Nicholson had earlier said that a few thousand more troops were needed to gain an advantage over the resurgent Taliban. The Trump administration was weighing the deployment of 3,000-4,000 additional forces, according to lawmakers briefed on the plans.

When testifying before the Senate Armed Services Committee in June, Secretary of Defense Jim Mattis said the administration would be prepared to brief lawmakers on a new Afghanistan strategy in mid-July. However, the new strategy has yet to come.

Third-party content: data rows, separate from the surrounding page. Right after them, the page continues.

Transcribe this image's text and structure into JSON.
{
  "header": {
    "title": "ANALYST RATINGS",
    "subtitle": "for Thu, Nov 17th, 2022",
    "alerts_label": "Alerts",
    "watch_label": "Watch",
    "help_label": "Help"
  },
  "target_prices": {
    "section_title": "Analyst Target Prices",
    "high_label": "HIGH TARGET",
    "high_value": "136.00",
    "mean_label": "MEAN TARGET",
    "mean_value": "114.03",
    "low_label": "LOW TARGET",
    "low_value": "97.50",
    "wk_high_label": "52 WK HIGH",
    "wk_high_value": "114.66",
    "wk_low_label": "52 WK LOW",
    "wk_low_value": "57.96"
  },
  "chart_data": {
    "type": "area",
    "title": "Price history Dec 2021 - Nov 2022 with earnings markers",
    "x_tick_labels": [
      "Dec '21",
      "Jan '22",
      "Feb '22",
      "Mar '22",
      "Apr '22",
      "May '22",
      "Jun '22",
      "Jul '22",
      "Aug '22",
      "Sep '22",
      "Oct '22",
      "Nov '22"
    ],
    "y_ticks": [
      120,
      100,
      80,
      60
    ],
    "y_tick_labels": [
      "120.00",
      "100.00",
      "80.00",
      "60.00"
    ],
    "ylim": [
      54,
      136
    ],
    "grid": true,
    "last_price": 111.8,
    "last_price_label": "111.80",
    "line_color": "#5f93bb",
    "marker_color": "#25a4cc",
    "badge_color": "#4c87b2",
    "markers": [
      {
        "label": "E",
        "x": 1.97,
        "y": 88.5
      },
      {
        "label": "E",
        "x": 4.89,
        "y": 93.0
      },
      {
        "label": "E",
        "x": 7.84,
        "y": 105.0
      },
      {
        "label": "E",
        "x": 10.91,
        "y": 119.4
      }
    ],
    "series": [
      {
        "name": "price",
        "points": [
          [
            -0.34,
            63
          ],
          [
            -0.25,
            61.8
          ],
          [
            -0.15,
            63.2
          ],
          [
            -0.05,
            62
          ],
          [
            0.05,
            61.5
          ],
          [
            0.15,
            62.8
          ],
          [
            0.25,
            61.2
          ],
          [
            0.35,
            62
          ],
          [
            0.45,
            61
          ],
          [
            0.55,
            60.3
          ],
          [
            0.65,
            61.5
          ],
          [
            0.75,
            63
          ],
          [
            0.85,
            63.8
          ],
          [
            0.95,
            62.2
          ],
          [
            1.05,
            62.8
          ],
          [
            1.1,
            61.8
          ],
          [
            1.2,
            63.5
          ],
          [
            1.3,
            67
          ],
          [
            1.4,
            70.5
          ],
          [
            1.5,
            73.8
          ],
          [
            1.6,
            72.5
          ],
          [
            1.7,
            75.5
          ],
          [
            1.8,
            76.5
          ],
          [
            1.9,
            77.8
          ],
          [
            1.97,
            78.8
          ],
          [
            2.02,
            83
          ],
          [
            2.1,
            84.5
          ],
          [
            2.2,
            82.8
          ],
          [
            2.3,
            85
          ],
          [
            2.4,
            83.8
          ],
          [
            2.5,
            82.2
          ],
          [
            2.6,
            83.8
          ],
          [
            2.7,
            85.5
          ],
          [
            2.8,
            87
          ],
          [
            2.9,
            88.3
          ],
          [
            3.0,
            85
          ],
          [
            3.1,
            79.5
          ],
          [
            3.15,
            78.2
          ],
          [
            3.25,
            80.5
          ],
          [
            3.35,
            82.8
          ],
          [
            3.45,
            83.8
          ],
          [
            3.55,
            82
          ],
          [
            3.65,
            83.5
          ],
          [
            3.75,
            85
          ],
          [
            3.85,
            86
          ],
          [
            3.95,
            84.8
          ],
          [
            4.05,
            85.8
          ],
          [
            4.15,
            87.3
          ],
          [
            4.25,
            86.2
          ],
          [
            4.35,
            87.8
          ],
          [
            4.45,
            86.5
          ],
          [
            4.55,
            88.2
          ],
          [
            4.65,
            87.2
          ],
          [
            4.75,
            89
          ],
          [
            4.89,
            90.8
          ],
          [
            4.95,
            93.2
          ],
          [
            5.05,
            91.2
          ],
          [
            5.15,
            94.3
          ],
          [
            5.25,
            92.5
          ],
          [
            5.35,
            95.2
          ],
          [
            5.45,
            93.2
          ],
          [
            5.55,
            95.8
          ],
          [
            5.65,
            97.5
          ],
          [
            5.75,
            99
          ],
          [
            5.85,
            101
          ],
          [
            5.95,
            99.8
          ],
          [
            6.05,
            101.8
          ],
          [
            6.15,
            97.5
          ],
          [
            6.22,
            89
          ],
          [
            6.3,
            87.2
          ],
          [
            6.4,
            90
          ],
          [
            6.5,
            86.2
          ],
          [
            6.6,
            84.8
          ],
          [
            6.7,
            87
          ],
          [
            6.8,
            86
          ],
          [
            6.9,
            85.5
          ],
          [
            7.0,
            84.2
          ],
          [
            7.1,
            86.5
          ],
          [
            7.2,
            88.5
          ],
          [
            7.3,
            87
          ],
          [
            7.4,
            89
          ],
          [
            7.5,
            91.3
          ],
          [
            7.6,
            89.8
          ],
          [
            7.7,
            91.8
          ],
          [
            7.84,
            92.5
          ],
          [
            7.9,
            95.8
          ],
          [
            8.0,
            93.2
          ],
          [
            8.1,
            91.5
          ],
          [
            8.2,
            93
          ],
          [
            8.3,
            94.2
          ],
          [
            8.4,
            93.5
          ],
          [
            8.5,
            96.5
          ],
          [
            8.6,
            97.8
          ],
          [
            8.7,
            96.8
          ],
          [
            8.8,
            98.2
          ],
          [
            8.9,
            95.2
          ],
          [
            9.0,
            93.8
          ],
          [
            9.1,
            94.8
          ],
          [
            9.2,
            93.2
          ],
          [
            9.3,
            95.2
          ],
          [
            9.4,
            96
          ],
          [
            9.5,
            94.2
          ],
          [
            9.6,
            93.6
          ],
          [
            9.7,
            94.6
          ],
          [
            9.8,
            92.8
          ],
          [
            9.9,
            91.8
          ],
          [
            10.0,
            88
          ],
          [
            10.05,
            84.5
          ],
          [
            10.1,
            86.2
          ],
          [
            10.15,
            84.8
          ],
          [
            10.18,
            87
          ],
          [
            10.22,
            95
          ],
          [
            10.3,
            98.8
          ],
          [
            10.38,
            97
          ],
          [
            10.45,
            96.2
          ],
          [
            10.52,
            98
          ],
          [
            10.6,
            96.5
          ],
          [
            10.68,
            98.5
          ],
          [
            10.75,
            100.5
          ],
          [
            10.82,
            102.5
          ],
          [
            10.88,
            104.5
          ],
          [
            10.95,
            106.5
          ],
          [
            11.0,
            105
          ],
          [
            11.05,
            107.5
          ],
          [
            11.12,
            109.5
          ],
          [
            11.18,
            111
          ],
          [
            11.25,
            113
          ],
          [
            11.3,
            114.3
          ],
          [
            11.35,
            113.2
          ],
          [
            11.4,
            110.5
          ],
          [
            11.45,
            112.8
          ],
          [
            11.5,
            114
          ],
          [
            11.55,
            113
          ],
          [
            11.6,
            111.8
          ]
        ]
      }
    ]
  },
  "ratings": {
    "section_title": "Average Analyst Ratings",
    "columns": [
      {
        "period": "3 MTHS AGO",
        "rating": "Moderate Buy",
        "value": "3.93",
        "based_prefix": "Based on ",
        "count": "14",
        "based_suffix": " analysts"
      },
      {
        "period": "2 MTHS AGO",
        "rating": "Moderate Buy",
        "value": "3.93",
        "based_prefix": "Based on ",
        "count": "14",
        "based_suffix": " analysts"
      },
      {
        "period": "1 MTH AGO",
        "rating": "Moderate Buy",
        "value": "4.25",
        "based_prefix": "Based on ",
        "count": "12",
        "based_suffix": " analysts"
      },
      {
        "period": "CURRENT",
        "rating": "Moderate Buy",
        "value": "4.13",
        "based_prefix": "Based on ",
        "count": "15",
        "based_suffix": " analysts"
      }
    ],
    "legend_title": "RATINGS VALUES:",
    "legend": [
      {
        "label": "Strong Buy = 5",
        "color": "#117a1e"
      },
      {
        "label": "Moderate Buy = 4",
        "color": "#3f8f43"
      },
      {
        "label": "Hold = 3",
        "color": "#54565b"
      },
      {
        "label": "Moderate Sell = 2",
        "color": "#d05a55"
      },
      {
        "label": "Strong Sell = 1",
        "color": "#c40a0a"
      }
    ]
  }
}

The US-backed government in Kabul controls about 60 percent of the country, while the Taliban are gaining ground.
Last week, the militants gained control of a key area in Afghanistan’s north Sari Pul province.

“We requested reinforcement from the central government, unfortunately couldn’t get any support, that is why the forces lost control of Mirzawalang,” Zabi Amani, a spokesman for the provincial governor, told AP.

Earlier this summer, the Taliban raided and seized the district of Jani Khel in Paktia province, south of Kabul. The fall of Jani Khel marked their third victory in just four days.

The Taliban also overran the Kohistan district in the northern Faryab province after storming its government’s headquarters, forcing local security forces to retreat to another base. Just hours after the capture of Kohistan, they seized the Taywara district in western Ghor province.

The US is estimated to have spent over $700 billion on military assistance, reconstruction and economic aid to Afghanistan in the past 17 years.

Around 9,000 American troops are currently deployed in Afghanistan on a mission to train, advise and assist Afghan forces.

A total of 2,350 US soldiers have died in the war, which began in 2001 as a response to Afghanistan’s harboring Al-Qaeda following the 9/11 terrorist attacks. With Al-Qaeda in the country largely defeated, the war has morphed into a fight with local Taliban insurgents.

The Obama administration said a political solution that would involve the Taliban was necessary to end the conflict. It is unclear where the Trump administration stands on the issue.

Afghan civilians have been hit the hardest by the war - some 1,662 were killed in the first half of 2017 alone, according to a mid-year report by UN Assistance Mission in Afghanistan (UNAMA).

Meanwhile, Afghanistan remains the world’s leading producer of opium. The Taliban receive 60 percent of their funding from the opium trade, according to General Nicholson.

“An $8.5 billion U.S. counternarcotics effort failed to prevent Afghan opium production from setting new records,” said the Special Inspector General for Afghanistan Reconstruction (SIGAR) in a report.

In 2016, the illicit production potentially grew a whopping 43 percent in Afghanistan and reached 4,800 tons, according to SIGAR.